Director: Steven Soderbergh
Writers: Screenplay by Scott Z. Burns
Based on the book The Informant (A True Story) by Kurt Eichenwald
Producers: Gregory Jacobs, Jennifer Fox, Howard Braunstein, Kurt Eichenwald
Executive Producers: George Clooney, Jeff Skoll, Michael London

Cast: Matt Damon, Scott Bakula, Joel McHale, Melanie Lynskey

Offbeat Comedy. What was Mark Whitacre thinking? A rising star at agri-industry giant Archer Daniels Midland (ADM), Whitacre suddenly turns whistleblower. Even as he exposes his company's multi-national price-fixing conspiracy to the FBI, Whitacre envisions himself being hailed as a hero of the common man and handed a promotion. But before all that can happen, the FBI needs evidence, so Whitacre eagerly agrees to wear a wire and carry a hidden tape recorder in his briefcase, imagining himself as a kind of de facto secret agent. Unfortunately for the FBI, their lead witness hasn't been quite so forthcoming about helping himself to the corporate coffers. Whitacre's ever-changing account frustrates the agents and threatens the case against ADM as it becomes almost impossible to decipher what is real and what is the product of Whitacre's rambling imagination. Based on the true story of the highest-ranking corporate whistleblower in U.S. history.
Christopher Nolan's directive was clear to everyone in the cast and crew: Use CGI only as a last resort.

Pedro

This is a fascinating story.  I heard it on an episode of This American Life a long while back.  If anyone wants to know all about it (but also how the movie will most likely end) you should check it out.

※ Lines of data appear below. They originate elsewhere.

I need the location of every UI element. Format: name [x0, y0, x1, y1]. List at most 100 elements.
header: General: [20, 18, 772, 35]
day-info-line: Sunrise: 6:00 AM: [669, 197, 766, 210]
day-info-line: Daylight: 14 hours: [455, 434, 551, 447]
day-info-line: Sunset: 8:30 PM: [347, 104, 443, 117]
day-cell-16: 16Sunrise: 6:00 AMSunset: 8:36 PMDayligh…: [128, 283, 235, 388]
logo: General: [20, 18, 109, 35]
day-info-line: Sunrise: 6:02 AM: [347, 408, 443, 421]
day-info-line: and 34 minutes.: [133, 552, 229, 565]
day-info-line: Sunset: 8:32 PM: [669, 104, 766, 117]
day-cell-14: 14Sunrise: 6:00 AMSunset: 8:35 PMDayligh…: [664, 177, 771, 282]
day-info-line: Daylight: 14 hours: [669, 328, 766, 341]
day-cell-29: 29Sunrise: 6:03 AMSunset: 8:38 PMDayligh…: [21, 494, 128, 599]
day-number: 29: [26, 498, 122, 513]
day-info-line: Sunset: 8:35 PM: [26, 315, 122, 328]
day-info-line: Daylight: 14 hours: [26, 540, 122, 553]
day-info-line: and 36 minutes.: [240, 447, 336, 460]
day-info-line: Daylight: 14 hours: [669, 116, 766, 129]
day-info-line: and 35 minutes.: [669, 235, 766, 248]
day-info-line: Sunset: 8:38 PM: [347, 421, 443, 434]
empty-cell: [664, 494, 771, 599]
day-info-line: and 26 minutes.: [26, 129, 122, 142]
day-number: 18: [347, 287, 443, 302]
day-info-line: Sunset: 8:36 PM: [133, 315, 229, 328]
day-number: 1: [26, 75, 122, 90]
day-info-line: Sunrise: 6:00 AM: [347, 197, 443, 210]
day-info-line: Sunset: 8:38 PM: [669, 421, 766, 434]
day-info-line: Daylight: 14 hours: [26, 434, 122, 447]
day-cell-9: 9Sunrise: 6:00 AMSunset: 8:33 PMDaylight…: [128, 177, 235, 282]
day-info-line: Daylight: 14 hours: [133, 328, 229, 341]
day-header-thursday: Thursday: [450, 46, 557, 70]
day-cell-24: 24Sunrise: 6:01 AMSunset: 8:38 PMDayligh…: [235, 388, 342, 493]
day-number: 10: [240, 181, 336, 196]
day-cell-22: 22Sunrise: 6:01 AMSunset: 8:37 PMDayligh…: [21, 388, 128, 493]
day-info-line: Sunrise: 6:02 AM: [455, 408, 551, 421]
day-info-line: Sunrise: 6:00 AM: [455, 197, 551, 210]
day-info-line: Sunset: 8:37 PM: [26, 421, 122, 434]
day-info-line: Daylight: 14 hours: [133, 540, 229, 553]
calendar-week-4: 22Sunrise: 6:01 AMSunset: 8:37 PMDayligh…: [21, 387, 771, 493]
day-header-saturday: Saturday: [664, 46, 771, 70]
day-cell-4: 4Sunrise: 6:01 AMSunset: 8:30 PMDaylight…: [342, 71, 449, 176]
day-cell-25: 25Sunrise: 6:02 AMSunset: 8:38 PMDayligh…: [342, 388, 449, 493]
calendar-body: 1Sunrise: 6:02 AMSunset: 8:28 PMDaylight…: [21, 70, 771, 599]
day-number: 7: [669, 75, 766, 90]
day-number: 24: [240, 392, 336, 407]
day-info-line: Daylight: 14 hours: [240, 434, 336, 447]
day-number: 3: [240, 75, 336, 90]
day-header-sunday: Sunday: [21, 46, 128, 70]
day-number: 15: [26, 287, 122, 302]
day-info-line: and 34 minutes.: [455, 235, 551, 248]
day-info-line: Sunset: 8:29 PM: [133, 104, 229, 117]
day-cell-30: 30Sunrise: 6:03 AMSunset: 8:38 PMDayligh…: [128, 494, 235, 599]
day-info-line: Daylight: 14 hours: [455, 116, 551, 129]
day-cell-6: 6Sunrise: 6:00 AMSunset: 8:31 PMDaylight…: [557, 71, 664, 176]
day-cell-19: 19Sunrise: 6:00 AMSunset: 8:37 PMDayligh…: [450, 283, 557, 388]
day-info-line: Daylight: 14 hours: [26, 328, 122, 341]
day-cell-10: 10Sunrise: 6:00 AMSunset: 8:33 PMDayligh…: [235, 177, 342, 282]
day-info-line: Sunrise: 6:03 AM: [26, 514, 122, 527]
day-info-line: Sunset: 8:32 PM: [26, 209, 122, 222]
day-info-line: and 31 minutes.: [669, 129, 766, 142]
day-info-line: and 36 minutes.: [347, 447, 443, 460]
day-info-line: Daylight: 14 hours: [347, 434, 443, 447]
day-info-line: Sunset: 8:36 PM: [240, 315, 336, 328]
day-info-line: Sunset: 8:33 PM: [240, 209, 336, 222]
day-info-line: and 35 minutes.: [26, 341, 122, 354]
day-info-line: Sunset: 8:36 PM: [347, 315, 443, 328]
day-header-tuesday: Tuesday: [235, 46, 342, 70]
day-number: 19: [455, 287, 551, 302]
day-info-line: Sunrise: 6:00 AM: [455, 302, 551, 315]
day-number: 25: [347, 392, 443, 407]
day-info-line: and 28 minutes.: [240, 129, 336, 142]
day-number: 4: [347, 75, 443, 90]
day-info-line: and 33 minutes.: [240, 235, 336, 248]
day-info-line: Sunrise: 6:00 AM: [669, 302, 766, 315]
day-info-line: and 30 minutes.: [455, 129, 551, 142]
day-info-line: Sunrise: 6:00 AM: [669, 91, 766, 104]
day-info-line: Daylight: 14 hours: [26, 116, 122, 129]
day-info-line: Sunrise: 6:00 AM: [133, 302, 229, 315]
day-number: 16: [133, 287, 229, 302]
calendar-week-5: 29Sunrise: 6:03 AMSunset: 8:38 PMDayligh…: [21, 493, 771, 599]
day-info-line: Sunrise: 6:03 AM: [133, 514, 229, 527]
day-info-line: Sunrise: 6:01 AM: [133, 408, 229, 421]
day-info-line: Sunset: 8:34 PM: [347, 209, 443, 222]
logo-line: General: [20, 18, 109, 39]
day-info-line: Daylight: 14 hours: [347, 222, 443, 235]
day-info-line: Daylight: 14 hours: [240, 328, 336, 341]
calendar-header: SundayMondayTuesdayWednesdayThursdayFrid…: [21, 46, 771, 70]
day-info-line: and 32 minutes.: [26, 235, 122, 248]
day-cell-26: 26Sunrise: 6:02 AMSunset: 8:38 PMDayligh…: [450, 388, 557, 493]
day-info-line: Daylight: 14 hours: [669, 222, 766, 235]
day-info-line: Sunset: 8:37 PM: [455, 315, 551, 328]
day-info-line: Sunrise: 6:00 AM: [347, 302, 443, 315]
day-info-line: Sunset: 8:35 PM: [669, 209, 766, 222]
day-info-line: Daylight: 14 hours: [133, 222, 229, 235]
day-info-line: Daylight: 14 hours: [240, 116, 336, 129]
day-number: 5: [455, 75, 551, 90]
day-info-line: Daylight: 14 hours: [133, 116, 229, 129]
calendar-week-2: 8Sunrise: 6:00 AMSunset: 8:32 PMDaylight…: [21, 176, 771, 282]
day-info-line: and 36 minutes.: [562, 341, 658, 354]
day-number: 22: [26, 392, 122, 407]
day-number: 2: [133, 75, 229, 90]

http://www.thislife.org/Radio_Episode.aspx?episode=168

Neil

My father in law was in this movie. he was an airline pilot extra. he's in a scene with damon and out of the 3 takes they shot. he said he got his face in there in 2 of them. ha ha. so hopefully you all can catch that major appearance!!!
it's not the wrench, it's the plumber.

modage

Christopher Nolan's directive was clear to everyone in the cast and crew: Use CGI only as a last resort.

Stefen

Soderbergh is back to cranking them out at a feverish pace. Thank god.
Falling in love is the greatest joy in life. Followed closely by sneaking into a gated community late at night and firing a gun into the air.

cinemanarchist

My assholeness knows no bounds.

polkablues

I'm excited.  That looks really entertaining.